Specialist versus generalist
The Michigan study demonstrates a broader principle with implications far beyond radiology: general-purpose models have structural blind spots where they lack training data. GPT-5 can perfectly discuss brain anatomy because it has read hundreds of textbooks and articles about it. But when it needs to recognize a hemorrhage on a blurry CT scan from a night shift in the ER, it fails — because such data simply does not exist on the internet.
The authors put it concisely: "Frontier models know the map; health system learners know the terrain."
The team's long-term vision is not to replace GPT-5 and similar models, but to connect them: NeuroVFM as a specialized perception module providing clinically grounded interpretation of imaging data, and GPT-5 as a general reasoning module that thinks over that data. In the study, this already worked — GPT-5 served as a component for assessing the severity of findings generated by NeuroVFM.
Can a Czech hospital deploy NeuroVFM right away?
No. The model is not certified by the FDA or European regulatory bodies and is designated as a research tool. Before any clinical deployment in Czechia, it would need to undergo prospective validation and approval by the State Institute for Drug Control. The hospital would also need its own computational infrastructure — but the model is relatively undemanding (training under 1,000 GPU hours).

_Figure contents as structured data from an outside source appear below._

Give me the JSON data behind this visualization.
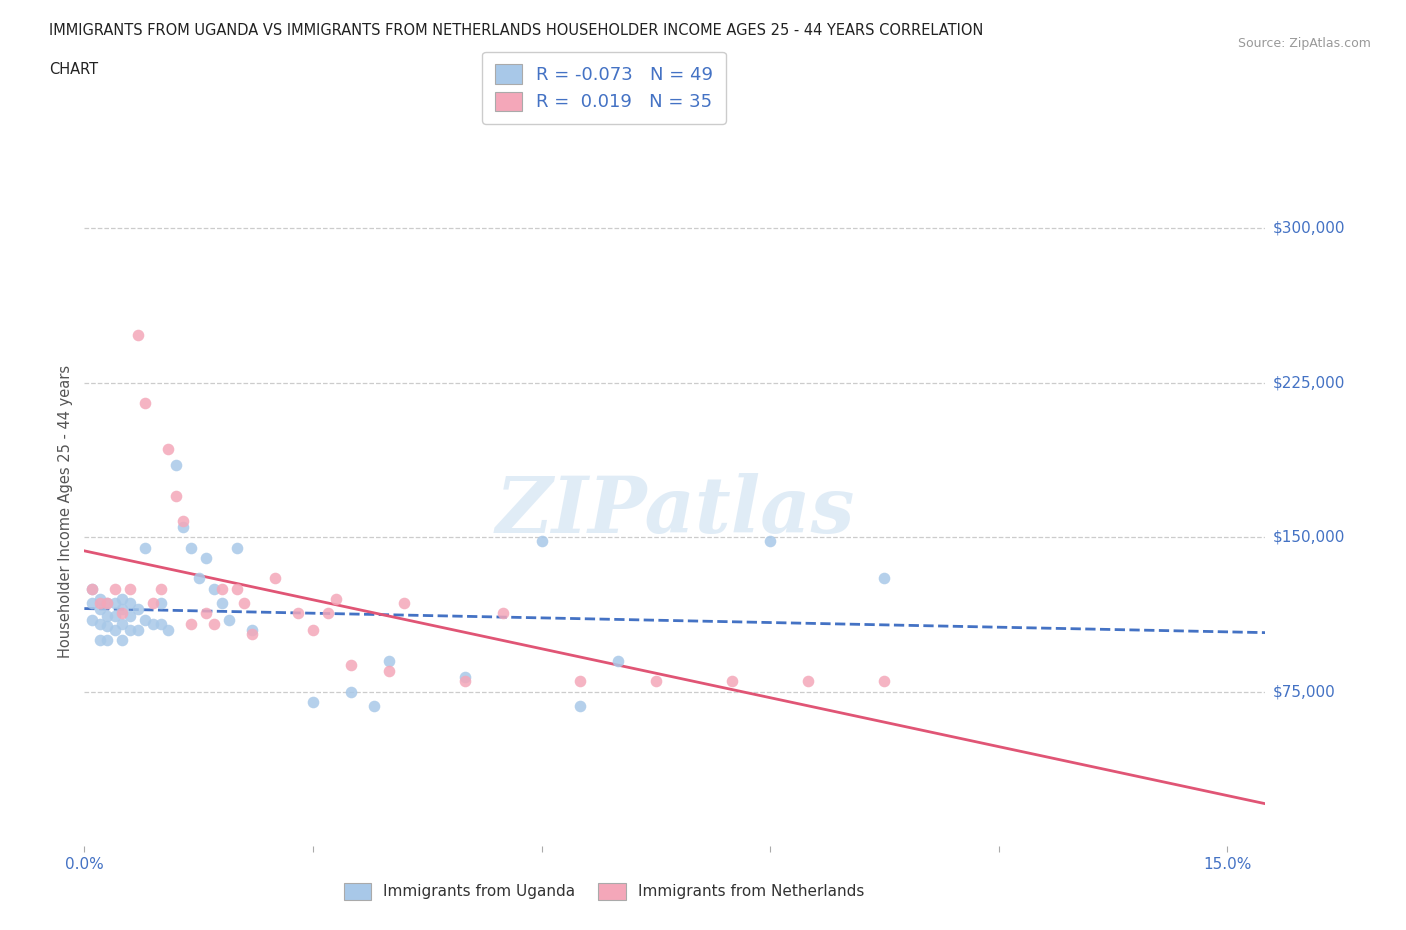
{
  "title_line1": "IMMIGRANTS FROM UGANDA VS IMMIGRANTS FROM NETHERLANDS HOUSEHOLDER INCOME AGES 25 - 44 YEARS CORRELATION",
  "title_line2": "CHART",
  "source": "Source: ZipAtlas.com",
  "ylabel": "Householder Income Ages 25 - 44 years",
  "xlim": [
    0.0,
    0.155
  ],
  "ylim": [
    0,
    325000
  ],
  "ytick_vals": [
    75000,
    150000,
    225000,
    300000
  ],
  "ytick_labels": [
    "$75,000",
    "$150,000",
    "$225,000",
    "$300,000"
  ],
  "xtick_vals": [
    0.0,
    0.03,
    0.06,
    0.09,
    0.12,
    0.15
  ],
  "xtick_labels": [
    "0.0%",
    "",
    "",
    "",
    "",
    "15.0%"
  ],
  "grid_color": "#cccccc",
  "background_color": "#ffffff",
  "watermark_text": "ZIPatlas",
  "series": [
    {
      "name": "Immigrants from Uganda",
      "R": -0.073,
      "N": 49,
      "scatter_color": "#a8c8e8",
      "line_color": "#4472c4",
      "line_style_solid": "--",
      "x": [
        0.001,
        0.001,
        0.001,
        0.002,
        0.002,
        0.002,
        0.002,
        0.003,
        0.003,
        0.003,
        0.003,
        0.004,
        0.004,
        0.004,
        0.005,
        0.005,
        0.005,
        0.005,
        0.006,
        0.006,
        0.006,
        0.007,
        0.007,
        0.008,
        0.008,
        0.009,
        0.01,
        0.01,
        0.011,
        0.012,
        0.013,
        0.014,
        0.015,
        0.016,
        0.017,
        0.018,
        0.019,
        0.02,
        0.022,
        0.03,
        0.035,
        0.038,
        0.04,
        0.05,
        0.06,
        0.065,
        0.07,
        0.09,
        0.105
      ],
      "y": [
        125000,
        118000,
        110000,
        120000,
        115000,
        108000,
        100000,
        118000,
        112000,
        107000,
        100000,
        118000,
        112000,
        105000,
        120000,
        115000,
        108000,
        100000,
        118000,
        112000,
        105000,
        115000,
        105000,
        145000,
        110000,
        108000,
        118000,
        108000,
        105000,
        185000,
        155000,
        145000,
        130000,
        140000,
        125000,
        118000,
        110000,
        145000,
        105000,
        70000,
        75000,
        68000,
        90000,
        82000,
        148000,
        68000,
        90000,
        148000,
        130000
      ]
    },
    {
      "name": "Immigrants from Netherlands",
      "R": 0.019,
      "N": 35,
      "scatter_color": "#f4a7b9",
      "line_color": "#e05575",
      "line_style_solid": "-",
      "x": [
        0.001,
        0.002,
        0.003,
        0.004,
        0.005,
        0.006,
        0.007,
        0.008,
        0.009,
        0.01,
        0.011,
        0.012,
        0.013,
        0.014,
        0.016,
        0.017,
        0.018,
        0.02,
        0.021,
        0.022,
        0.025,
        0.028,
        0.03,
        0.032,
        0.033,
        0.035,
        0.04,
        0.042,
        0.05,
        0.055,
        0.065,
        0.075,
        0.085,
        0.095,
        0.105
      ],
      "y": [
        125000,
        118000,
        118000,
        125000,
        113000,
        125000,
        248000,
        215000,
        118000,
        125000,
        193000,
        170000,
        158000,
        108000,
        113000,
        108000,
        125000,
        125000,
        118000,
        103000,
        130000,
        113000,
        105000,
        113000,
        120000,
        88000,
        85000,
        118000,
        80000,
        113000,
        80000,
        80000,
        80000,
        80000,
        80000
      ]
    }
  ]
}
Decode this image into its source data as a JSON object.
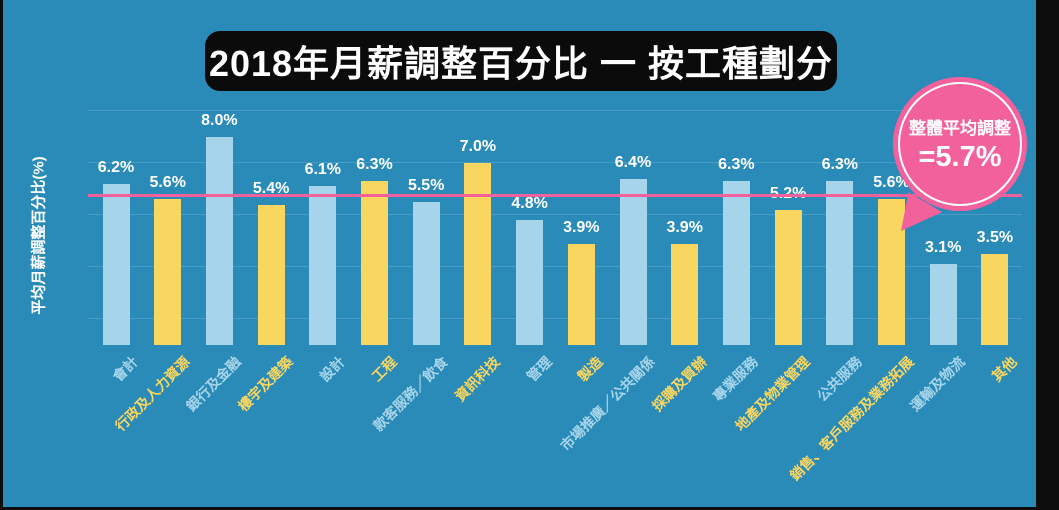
{
  "title": "2018年月薪調整百分比 一 按工種劃分",
  "y_axis_label": "平均月薪調整百分比(%)",
  "average_badge": {
    "line1": "整體平均調整",
    "line2": "=5.7%",
    "value": 5.7
  },
  "colors": {
    "background": "#2A8BB8",
    "bar_blue": "#A6D4EA",
    "bar_yellow": "#F9D65F",
    "accent_pink": "#F2619C",
    "title_bg": "#0B0B0B",
    "text_white": "#FFFFFF",
    "frame_black": "#0D0D0D"
  },
  "chart_data": {
    "type": "bar",
    "title": "2018年月薪調整百分比 一 按工種劃分",
    "xlabel": "",
    "ylabel": "平均月薪調整百分比(%)",
    "ylim": [
      0,
      9.5
    ],
    "grid": "faint horizontal lines every 2% starting at 1%",
    "gridline_values": [
      1,
      3,
      5,
      7,
      9
    ],
    "legend": "none",
    "categories": [
      "會計",
      "行政及人力資源",
      "銀行及金融",
      "樓宇及建築",
      "設計",
      "工程",
      "款客服務／飲食",
      "資訊科技",
      "管理",
      "製造",
      "市場推廣／公共關係",
      "採購及買辦",
      "專業服務",
      "地產及物業管理",
      "公共服務",
      "銷售、客戶服務及業務拓展",
      "運輸及物流",
      "其他"
    ],
    "values": [
      6.2,
      5.6,
      8.0,
      5.4,
      6.1,
      6.3,
      5.5,
      7.0,
      4.8,
      3.9,
      6.4,
      3.9,
      6.3,
      5.2,
      6.3,
      5.6,
      3.1,
      3.5
    ],
    "value_labels": [
      "6.2%",
      "5.6%",
      "8.0%",
      "5.4%",
      "6.1%",
      "6.3%",
      "5.5%",
      "7.0%",
      "4.8%",
      "3.9%",
      "6.4%",
      "3.9%",
      "6.3%",
      "5.2%",
      "6.3%",
      "5.6%",
      "3.1%",
      "3.5%"
    ],
    "bar_color_pattern": [
      "#A6D4EA",
      "#F9D65F"
    ],
    "average_line": {
      "value": 5.7,
      "color": "#F2619C",
      "label": "整體平均調整 =5.7%"
    }
  }
}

How does Vol-JEPA differ from conventional machine learning in radiology?
Most current AI tools in radiology use supervised learning — they need thousands of manually labeled images from experts. Vol-JEPA is a self-supervised method: the model learns to predict masked portions of a scan in an abstract latent space, without a single manual annotation. This allows it to process an entire hospital archive, not just a narrowly selected subset of labeled data.
What does 86.5% sensitivity mean for patients?
Out of 155 patients with an urgent finding (such as a brain hemorrhage or tumor), the model correctly identified 134. The remaining 21 patients would not have been detected during autonomous operation — roughly one in seven. For comparison: GPT-5 would have missed substantially more patients. Even so, this is a research result that confirms the direction but is not ready to replace a human radiologist. The model is intended as a support tool for prioritizing worklists, not as a standalone diagnostician.